In a dramatic turn of events for India’s gaming industry, ace investor Rekha Jhunjhunwala exited her entire holding in Nazara Technologies Ltd. in June 2025 — just weeks before the government ushered in landmark legislation regulating online gaming.
Jhunjhunwala, wife and executor of the estate of late market veteran Rakesh Jhunjhunwala, had inherited a sizable portfolio, including Nazara. She began paring down her holding through multiple tranches, with the first stake sale occurring between June 2-6, followed by another round on June 9-10. By June 13, she had fully divested, ending the estate’s association with one of India’s most prominent listed gaming companies.
While Jhunjhunwala opted for a clean break, other marquee investors such as Madhusudan Kela (1.18%) and Nikhil Kamath (1.62%) have chosen to remain invested, signaling their confidence in the company’s longer-term prospects.
A Timely Exit?
Nazara, known for its diversified presence across interactive gaming, eSports, and gamified early learning in India, Africa, and North America, was once a market favorite—particularly during the pandemic-led digital consumption surge. But regulatory uncertainty surrounding real-money gaming formats has clouded investor sentiment.

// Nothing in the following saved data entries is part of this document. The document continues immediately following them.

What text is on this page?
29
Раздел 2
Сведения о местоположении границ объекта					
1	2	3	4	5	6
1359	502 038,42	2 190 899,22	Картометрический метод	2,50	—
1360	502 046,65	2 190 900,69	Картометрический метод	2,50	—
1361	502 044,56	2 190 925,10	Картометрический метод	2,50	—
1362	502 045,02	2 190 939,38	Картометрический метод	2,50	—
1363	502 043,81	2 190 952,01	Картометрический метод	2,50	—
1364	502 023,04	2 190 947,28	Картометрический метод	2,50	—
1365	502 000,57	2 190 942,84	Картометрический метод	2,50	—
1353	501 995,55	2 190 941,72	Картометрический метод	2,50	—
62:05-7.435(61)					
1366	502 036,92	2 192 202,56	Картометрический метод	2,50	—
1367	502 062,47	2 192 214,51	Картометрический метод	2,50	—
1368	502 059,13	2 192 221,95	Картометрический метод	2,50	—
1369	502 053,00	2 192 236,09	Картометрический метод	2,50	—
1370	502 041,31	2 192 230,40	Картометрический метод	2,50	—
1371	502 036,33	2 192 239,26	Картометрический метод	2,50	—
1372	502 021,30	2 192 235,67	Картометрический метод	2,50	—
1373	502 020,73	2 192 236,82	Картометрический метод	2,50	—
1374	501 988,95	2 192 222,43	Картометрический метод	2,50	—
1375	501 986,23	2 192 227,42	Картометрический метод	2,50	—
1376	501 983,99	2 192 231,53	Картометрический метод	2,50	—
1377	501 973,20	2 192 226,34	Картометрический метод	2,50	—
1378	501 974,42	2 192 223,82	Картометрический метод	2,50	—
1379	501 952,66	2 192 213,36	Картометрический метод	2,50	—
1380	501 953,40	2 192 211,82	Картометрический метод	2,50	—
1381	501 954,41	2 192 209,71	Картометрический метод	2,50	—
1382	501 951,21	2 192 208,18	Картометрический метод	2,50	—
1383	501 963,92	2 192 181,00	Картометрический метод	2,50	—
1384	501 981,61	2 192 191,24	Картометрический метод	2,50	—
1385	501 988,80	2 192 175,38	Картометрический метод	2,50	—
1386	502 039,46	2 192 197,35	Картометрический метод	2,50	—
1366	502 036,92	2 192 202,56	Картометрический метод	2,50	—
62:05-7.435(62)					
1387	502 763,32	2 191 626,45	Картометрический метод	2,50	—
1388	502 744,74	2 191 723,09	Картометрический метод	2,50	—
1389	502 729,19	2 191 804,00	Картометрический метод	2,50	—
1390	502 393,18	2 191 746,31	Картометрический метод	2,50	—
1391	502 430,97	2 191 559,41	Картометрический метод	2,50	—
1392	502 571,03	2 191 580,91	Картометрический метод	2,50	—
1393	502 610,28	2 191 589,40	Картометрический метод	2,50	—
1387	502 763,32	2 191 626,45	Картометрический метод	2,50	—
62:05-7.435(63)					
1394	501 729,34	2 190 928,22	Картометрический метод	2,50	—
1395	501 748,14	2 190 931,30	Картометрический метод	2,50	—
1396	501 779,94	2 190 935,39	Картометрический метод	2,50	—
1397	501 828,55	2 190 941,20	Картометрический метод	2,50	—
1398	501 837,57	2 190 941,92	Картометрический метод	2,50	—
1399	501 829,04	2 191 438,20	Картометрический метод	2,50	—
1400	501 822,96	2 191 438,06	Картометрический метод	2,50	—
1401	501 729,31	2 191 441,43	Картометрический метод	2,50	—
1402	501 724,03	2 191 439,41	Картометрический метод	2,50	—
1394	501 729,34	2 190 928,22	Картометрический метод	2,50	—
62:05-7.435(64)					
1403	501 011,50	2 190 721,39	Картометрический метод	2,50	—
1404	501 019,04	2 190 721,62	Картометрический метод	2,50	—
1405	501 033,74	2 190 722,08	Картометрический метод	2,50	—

Jhunjhunwala’s complete withdrawal is estimated to have fetched Rs 770 crore, delivering four-fold returns for the estate. Since her exit, however, Nazara’s stock has tumbled nearly 14%, wiping out over Rs 1,700 crore in investor wealth. The counter has slid nearly 19% in the past week, its steepest weekly drop since listing.
Her exit—just ahead of regulatory changes—could be seen as either shrewd foresight or a cautious reshuffling of the Jhunjhunwala estate’s portfolio. By contrast, Kela and Kamath’s continued presence reflects a contrarian bet: confidence that Nazara’s diversified model and adaptability could help it weather the storm.
What the Act Means for Industry
The Union Cabinet cleared the Online Gaming Bill on 19 August, it was tabled in the Lok Sabha on August 20, passed by Rajya Sabha on August 21, and received Presidential assent on 22 August, officially becoming law.
The Bill represents the first comprehensive attempt to regulate online gaming at the national level.
This Bill encourages e-sports and online social games while prohibiting harmful online money gaming services, advertisements, and financial transactions related to them.
The objective of the bill is to protect individuals, especially youth and vulnerable populations, from the adverse social, economic, psychological and privacy related impacts of such games. The Bill has a provision of complete ban on offering, operating, or facilitating online money games. There is a provision of imprisonment up to three years and fine up to one crore rupees or both in case of violation of the law related to online money gaming.
What it means to Nazara Technologies
The Online Gaming Bill poses a negative impact on Nazara Technologies despite its primary focus on casual, freemium, and Esports segments. The company has indirect exposure to real-money gaming through its associate, Moonshine Technologies, which owns PokerBaazi. Moonshine reported revenues of Rs 192 crore with an EBITDA loss of Rs 73.9 crore in Q1FY26, and PokerBaazi accounts for nearly 35% of Nazara’s sum of the parts valuation at Rs 430 per share. Given this significant exposure, the regulatory overhang from the bill is expected to weigh on Nazara’s overall outlook, making the net effect adverse.